- Nangavalli Location in Tamil Nadu, India
- Coordinates: 11°28′25″N 77°23′19″E﻿ / ﻿11.47361°N 77.38861°E
- Country: India
- State: Tamil Nadu
- District: Salem

Area
- • Total: 8.13 km^{2} (3.14 sq mi)

Population (2011)
- • Total: 10,809
- • Density: 1,330/km^{2} (3,440/sq mi)

Languages
- • Official: Tamil
- Time zone: UTC+5:30 (IST)

= Nangavalli =

Nangavalli is a panchayat town in Mettur taluk of Salem district in the Indian state of Tamil Nadu. It is one of the 31 panchayat towns in the district. Spread across an area of 8.13 km2, it had a population of 10,809 individuals as per the 2011 census.

== Geography and administration ==
Nangavalli is located in Mettur taluk of Salem district in the Indian state of Tamil Nadu. Spread across an area of 8.13 km2, it is located on the road connecting Mettur and Tharamangalam. It is one of the 31 panchayat towns in the district. The region has a tropical climate with hot summers and mild winters. The highest temperatures are recorded in April and May, with lowest recordings in December-January.

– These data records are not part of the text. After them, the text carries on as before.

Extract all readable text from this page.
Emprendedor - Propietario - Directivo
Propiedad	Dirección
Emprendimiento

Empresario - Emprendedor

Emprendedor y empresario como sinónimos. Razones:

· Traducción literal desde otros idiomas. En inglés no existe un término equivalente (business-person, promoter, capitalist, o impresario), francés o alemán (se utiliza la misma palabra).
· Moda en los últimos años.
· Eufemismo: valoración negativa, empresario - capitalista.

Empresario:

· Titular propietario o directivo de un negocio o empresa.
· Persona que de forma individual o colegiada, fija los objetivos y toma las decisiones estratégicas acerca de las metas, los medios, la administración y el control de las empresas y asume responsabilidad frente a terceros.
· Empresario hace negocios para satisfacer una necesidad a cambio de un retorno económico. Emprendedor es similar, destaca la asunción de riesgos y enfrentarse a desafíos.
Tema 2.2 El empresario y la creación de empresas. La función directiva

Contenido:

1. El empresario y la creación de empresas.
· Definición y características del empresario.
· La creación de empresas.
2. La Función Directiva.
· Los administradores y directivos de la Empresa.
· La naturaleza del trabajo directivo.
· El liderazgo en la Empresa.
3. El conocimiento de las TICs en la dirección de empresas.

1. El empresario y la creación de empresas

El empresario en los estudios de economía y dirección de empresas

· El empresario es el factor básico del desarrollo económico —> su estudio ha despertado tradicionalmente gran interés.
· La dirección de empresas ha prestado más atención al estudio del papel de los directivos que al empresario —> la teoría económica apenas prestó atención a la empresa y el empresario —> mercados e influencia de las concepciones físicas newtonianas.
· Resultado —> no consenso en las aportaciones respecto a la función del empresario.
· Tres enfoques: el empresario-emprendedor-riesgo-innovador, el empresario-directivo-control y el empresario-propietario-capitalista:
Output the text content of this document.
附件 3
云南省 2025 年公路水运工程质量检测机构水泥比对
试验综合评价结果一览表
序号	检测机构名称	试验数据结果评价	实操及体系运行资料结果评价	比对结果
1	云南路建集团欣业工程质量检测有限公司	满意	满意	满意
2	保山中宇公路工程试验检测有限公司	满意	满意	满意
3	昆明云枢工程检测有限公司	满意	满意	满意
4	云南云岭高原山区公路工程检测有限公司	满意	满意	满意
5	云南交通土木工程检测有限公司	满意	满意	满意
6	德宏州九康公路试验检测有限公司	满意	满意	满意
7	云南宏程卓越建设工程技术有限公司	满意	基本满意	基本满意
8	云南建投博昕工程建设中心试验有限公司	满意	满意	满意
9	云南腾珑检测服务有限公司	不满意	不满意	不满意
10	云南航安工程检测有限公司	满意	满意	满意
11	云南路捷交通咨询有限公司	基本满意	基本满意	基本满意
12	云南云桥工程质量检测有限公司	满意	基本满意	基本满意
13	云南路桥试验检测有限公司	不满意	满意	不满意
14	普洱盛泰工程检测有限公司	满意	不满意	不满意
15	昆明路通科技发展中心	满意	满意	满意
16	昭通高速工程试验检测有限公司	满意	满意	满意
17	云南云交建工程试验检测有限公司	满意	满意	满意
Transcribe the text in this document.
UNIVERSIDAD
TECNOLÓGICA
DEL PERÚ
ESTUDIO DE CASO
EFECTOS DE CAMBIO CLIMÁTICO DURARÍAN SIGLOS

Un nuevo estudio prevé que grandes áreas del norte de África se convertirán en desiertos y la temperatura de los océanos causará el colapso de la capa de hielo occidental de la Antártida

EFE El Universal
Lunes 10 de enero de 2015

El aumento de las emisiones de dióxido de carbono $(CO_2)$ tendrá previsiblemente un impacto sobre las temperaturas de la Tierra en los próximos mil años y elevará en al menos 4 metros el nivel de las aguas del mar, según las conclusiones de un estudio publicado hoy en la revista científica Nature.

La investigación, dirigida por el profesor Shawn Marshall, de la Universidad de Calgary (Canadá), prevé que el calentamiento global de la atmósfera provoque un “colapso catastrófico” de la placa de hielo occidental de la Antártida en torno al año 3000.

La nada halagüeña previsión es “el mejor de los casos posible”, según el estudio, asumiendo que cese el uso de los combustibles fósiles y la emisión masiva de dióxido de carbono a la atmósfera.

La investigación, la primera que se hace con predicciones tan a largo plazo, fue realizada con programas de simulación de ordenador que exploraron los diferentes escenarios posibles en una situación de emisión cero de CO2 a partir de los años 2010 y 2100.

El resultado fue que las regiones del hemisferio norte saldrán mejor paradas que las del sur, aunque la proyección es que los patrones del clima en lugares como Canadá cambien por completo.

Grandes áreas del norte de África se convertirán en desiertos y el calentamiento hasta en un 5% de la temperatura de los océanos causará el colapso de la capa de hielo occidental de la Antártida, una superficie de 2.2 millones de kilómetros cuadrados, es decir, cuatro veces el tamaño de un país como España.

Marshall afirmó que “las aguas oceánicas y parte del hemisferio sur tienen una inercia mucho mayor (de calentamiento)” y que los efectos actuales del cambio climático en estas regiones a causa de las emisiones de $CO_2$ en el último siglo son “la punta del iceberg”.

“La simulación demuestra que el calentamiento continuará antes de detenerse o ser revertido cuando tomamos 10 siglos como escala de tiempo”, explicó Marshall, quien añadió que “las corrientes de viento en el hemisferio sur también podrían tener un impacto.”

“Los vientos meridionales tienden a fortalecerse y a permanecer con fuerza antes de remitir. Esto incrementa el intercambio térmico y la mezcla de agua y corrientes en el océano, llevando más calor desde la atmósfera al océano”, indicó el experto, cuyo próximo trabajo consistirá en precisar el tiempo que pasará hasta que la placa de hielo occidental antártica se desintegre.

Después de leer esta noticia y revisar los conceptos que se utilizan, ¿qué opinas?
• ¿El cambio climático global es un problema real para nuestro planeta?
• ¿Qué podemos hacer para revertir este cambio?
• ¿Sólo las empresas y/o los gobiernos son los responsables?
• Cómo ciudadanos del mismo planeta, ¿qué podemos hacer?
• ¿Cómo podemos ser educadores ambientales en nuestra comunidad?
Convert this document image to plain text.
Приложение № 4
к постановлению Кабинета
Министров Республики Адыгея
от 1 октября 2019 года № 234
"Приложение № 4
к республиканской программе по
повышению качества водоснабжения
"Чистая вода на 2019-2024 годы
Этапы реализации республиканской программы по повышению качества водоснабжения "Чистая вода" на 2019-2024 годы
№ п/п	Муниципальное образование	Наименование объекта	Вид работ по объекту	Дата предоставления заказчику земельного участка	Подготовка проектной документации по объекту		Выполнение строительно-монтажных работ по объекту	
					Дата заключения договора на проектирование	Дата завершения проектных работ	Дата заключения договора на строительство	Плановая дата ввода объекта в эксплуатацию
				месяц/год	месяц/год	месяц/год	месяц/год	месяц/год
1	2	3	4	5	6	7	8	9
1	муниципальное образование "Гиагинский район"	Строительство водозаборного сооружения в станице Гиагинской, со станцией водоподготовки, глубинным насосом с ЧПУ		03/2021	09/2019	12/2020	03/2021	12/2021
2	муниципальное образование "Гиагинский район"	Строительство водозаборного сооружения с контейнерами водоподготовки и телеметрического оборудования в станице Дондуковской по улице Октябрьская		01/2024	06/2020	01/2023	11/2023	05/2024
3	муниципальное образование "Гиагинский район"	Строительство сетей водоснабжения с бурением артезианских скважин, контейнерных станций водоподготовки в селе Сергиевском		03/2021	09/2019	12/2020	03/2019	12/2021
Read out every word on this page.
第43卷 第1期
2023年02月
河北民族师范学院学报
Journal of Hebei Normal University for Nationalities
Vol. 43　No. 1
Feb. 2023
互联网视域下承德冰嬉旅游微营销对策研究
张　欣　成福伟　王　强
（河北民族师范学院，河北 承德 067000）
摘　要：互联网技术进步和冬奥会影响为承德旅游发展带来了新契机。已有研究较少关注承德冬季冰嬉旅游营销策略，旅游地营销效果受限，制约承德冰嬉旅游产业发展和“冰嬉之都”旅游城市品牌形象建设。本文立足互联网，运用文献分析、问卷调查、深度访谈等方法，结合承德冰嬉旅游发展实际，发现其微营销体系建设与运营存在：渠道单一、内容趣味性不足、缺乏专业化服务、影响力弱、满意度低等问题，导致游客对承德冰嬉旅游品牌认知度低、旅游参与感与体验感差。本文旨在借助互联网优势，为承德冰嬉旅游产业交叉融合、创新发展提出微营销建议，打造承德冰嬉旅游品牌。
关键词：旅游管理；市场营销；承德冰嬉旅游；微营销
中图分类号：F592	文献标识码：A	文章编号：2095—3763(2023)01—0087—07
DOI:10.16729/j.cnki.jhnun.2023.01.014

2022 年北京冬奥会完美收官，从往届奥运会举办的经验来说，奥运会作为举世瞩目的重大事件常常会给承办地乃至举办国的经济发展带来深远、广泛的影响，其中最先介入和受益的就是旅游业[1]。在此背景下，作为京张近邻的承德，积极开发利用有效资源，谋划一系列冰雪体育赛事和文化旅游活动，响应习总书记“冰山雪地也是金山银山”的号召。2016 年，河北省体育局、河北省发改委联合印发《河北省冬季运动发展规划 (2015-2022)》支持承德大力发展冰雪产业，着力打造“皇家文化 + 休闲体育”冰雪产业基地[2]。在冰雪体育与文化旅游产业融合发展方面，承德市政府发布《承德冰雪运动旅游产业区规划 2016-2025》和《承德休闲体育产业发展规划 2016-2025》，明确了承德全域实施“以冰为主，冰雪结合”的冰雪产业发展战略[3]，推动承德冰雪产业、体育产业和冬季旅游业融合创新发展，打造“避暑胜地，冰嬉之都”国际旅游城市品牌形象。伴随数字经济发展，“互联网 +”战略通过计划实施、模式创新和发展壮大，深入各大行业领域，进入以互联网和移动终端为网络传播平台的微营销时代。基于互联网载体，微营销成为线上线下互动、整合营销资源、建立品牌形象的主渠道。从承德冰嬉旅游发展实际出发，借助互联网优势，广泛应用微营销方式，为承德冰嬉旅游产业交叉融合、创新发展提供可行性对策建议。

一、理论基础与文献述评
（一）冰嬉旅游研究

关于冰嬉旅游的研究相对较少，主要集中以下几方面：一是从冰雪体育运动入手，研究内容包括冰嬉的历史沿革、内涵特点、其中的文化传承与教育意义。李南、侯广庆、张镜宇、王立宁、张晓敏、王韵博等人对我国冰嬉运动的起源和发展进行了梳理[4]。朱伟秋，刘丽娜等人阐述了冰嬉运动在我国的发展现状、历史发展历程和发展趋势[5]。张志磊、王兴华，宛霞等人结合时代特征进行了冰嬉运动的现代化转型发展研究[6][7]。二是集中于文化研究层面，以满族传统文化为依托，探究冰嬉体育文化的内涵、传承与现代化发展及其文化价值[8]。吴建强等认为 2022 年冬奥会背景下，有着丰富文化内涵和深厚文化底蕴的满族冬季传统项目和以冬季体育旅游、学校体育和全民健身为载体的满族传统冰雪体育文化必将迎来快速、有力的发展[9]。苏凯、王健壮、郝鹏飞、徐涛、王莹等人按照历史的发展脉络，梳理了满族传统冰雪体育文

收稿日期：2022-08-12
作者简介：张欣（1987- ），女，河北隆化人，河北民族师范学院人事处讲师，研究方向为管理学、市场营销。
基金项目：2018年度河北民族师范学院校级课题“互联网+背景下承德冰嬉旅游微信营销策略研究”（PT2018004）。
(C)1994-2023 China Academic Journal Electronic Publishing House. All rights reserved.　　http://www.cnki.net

The town panchayat is sub-divided into 15 wards. It is headed by a chairperson, who is elected by the members, who are chosen through direct elections. The town forms part of the Edappadi Assembly constituency that elects its member to the Tamil Nadu legislative assembly and the Salem Lok Sabha constituency that elects its member to the Parliament of India.

==Demographics==
As per the 2011 census, Nangavalli had a population of 10,809 individuals across 2,706 households. The population saw a marginal increase compared to the previous census in 2001 when 9,676 inhabitants were registered. The population consisted of 5,505 males and 5,304 females. About 1,041 individuals were below the age of six years. About 15% of the population belonged to scheduled castes. The entire population is classified as urban. The town has an average literacy rate of 74.5%.

About 43.5% of the eligible population were employed, of which majority were involved in agriculture and handloom activities. Hinduism was the majority religion which was followed by 98.3% of the population, with Christianity (0.4%) and Islam (1.2%) being minor religions.